In this paper, we analyze the independent components of the second- and third-order moments of the velocity gradient tensor in 2D isotropic turbulence. The second-order moments have two independent components in the 2D compressible isotropic turbulence, which is the same as in the 3D case. However, as an example of the effect of dimension reduction, the third-order moments could be fully determined by three independent components in 2D isotropic compressible turbulence, while in 3D we need four. This fact leads to an important result that the third-order moments disappear when the flow is incompressible in 2D. From the perspective of small-scale generation, which is closely related to the third-order moments of the velocity gradient, the difference between the number of independent components for 2D and 3D is a consequence of the absence of vortex stretching in two-dimensional flows. We expect that the present study on the independent scalars in 2D isotropic compressible turbulence will represent a step toward rigorously explaining the energy transfer in the future.
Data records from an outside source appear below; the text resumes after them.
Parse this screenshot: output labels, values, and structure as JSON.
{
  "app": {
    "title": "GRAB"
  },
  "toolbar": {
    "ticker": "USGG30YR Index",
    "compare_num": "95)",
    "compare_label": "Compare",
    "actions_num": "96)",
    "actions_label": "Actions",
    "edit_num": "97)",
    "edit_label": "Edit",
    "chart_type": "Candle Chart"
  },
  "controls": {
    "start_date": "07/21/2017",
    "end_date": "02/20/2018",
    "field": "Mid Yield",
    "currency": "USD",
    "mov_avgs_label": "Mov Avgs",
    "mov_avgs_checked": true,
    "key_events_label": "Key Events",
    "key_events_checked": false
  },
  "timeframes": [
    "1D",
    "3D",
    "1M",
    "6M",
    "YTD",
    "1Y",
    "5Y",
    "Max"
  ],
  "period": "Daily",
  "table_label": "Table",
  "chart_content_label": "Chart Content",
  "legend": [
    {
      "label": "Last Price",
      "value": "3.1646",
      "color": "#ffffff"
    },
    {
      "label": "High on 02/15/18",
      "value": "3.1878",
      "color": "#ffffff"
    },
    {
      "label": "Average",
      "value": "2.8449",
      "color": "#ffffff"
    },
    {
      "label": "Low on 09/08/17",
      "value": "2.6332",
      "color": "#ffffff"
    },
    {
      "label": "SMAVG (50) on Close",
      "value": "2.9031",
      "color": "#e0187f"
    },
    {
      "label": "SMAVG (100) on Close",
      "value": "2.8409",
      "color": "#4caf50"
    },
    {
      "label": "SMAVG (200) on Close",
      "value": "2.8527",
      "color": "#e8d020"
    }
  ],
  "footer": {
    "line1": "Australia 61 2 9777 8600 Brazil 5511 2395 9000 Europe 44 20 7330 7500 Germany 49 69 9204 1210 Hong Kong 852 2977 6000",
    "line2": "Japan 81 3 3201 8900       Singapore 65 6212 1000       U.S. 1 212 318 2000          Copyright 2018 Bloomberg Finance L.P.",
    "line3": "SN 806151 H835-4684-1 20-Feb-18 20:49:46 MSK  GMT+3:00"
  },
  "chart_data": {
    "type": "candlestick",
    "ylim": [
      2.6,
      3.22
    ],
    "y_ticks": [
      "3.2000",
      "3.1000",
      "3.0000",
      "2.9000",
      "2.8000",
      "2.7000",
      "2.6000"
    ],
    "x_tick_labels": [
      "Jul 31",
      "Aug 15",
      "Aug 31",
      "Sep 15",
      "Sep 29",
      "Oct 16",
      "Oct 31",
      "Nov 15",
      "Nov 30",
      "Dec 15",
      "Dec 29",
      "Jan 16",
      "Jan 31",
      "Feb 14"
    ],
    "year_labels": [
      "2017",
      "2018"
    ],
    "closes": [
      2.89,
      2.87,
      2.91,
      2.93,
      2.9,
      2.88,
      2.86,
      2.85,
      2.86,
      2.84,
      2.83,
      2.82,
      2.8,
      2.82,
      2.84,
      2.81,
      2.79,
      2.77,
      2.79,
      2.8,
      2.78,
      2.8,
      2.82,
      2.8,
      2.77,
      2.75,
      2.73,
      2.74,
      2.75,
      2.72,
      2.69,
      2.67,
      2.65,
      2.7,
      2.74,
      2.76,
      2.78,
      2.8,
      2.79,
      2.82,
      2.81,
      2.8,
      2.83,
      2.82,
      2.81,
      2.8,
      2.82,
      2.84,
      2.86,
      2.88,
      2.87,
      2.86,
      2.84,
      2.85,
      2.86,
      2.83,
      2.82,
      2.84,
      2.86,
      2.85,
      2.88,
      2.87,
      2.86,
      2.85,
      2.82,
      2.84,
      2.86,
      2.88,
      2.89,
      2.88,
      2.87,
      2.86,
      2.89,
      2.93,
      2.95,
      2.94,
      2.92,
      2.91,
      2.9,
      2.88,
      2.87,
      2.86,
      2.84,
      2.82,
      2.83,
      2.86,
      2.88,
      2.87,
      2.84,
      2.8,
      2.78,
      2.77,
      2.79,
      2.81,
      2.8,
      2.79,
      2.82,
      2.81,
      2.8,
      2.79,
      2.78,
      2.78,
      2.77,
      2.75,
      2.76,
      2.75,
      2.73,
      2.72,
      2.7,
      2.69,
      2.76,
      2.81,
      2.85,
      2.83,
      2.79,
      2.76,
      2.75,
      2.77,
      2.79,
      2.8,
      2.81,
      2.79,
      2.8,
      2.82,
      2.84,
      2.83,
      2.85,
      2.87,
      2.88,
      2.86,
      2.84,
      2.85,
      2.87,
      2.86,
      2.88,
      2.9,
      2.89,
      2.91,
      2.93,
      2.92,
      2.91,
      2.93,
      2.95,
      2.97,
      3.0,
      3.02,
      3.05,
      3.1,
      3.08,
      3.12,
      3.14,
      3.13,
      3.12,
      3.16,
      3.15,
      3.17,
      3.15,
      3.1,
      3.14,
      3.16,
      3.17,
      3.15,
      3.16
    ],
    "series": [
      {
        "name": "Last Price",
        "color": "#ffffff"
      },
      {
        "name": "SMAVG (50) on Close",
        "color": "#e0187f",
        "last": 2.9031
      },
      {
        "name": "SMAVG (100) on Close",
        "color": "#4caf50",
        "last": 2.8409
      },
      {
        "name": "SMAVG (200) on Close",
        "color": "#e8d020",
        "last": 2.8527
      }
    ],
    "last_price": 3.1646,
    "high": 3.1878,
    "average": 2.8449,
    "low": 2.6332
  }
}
We further demonstrate those analytical discussions by numerical simulations. We find that all theoretical results are satisfied by the DNS data except Equation (6), where we see small discrepancies between the l.h.s. and r.h.s. of the equation. This observation is novel and shows that the isotropy of third-order moment of the velocity gradient is not satisfied, such that the derived exact relation, i.e., Equation (6), cannot be obtained by a classical DNS numerical setup. The underlying reason for this might due to the inappropriate prediction on the smallest scale of two-dimensional compressible turbulence, or the inappropriate numerical schemes of shock capturing, which requires future improvement in numerical simulations of HIT. Our result is thus expected to be a criterion for examining the appropriate resolution of small-scale structures and the isotropy of the turbulence field.